Jordan Barab, deputy assistant secretary for OSHA, testified last week before the U.S. Senate Committee on Health, Education, Labor and Pensions Subcommittee on Employment and Workplace Safety. Part of his prepared statement appears below:

"Chair Murray, Ranking Member Isakson, and members of the subcommittee, thank you for inviting me to join you this morning for this necessary conversation about worker safety in our nation's energy production industries. This issue has most recently been brought to the public's attention in the most tragic way possible, with deaths of 11 workers and injuries to 17 others as the result of the April 20th explosion on the Deepwater Horizon offshore oil drilling platform. The Deepwater Horizon disaster occurred even as OSHA continues to deal with the ramifications of the 2005 fire and explosion at BP's Texas City refinery that killed 15 workers and injured more than 170 others, and to help our Washington State Plan partners investigate the April explosion at a Tesoro refinery that left seven more workers dead.

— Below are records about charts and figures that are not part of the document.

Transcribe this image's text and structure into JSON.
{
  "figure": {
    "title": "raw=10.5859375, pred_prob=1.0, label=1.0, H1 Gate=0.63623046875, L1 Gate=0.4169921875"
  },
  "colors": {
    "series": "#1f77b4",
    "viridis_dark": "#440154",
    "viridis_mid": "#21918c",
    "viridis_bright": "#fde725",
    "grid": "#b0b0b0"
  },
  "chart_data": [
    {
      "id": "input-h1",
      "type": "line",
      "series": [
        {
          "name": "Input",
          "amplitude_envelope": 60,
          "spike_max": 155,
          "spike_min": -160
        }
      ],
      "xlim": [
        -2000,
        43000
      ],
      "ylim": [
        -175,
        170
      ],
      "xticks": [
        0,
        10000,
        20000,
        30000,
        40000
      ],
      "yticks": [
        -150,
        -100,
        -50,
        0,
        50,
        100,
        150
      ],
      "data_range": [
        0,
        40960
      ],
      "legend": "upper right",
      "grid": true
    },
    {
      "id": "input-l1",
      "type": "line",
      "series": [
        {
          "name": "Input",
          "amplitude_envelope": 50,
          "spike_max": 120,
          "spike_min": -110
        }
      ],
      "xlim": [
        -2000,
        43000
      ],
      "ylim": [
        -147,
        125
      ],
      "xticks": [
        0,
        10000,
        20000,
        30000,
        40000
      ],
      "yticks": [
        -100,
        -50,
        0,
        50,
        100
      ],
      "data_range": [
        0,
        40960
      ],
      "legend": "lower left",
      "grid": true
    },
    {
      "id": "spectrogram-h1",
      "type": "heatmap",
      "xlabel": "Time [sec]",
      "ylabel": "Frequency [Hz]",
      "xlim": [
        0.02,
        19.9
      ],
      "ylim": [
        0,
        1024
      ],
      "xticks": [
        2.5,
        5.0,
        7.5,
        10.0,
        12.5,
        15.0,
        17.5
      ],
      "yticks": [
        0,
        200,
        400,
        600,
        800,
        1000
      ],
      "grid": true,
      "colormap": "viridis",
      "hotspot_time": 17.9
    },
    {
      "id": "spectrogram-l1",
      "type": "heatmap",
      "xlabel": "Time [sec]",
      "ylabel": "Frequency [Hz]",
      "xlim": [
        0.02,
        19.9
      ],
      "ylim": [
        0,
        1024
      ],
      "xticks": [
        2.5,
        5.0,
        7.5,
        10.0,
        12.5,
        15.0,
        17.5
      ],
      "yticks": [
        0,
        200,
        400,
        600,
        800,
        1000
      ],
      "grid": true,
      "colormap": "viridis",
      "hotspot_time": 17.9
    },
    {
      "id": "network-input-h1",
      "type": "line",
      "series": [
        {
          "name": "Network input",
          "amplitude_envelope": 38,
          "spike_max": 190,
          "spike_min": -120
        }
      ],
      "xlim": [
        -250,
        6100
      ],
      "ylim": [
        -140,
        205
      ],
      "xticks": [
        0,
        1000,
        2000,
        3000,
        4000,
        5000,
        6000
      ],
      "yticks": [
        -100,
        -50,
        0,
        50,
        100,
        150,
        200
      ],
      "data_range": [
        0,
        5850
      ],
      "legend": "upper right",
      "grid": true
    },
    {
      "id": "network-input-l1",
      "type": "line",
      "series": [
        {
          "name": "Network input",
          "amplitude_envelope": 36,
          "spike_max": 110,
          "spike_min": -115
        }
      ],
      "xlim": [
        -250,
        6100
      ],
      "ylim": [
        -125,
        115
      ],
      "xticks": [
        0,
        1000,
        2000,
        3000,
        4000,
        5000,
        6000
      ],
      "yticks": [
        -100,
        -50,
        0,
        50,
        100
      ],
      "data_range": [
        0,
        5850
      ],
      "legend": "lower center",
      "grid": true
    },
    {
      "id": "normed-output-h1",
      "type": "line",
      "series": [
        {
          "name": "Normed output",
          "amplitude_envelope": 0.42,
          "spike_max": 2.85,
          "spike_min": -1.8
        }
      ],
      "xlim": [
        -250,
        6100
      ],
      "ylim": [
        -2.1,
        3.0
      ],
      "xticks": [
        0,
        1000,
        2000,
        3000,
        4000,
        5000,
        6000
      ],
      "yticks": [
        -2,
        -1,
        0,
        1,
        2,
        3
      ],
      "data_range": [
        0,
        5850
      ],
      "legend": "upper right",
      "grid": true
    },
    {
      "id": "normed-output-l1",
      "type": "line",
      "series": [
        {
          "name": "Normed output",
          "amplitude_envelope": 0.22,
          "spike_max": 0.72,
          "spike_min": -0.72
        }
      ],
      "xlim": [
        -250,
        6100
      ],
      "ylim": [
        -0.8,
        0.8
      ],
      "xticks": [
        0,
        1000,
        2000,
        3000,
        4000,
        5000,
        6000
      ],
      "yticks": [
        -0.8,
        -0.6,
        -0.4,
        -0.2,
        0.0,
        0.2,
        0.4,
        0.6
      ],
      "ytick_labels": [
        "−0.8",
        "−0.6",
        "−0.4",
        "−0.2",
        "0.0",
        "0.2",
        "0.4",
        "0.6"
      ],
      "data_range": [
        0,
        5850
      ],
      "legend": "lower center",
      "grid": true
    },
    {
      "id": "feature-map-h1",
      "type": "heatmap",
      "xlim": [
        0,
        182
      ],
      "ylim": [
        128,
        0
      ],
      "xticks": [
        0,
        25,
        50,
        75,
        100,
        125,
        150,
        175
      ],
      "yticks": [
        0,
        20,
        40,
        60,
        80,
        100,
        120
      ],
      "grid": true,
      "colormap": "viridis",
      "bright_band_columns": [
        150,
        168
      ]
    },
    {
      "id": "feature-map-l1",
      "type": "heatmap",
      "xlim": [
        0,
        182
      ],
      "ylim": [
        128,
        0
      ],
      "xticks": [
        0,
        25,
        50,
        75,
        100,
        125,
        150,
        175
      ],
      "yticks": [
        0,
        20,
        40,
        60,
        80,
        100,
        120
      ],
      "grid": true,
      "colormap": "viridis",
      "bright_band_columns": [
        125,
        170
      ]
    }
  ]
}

"What have we learned from these tragic events? Certainly we have learned that in our nation's energy producing industry, the status quo is not working. In the past four months alone, at least 58 workers have died in explosions, fires and collapses at refineries, coal mines, an oil drilling rig and a natural-gas-fired power plant construction site. Not all of these tragedies are within OSHA's jurisdiction; the Deepwater Horizon was an offshore drilling facility, technically a "vessel" not subject to OSHA requirements, while mine safety is within the purview of OSHA's sister agency, the Mine Safety and Health Administration. Nevertheless, the toll of worker deaths and injuries on the job is sounding an alarm about a major problem throughout the energy industries ― a problem that OSHA must help address.

"Secretary Hilda Solis' vision for the Department of Labor is "good jobs for everyone." Good jobs are safe jobs, and we must do more to ensure that all of our nation's workers, including those in the energy industries, can go home safely when their work is done.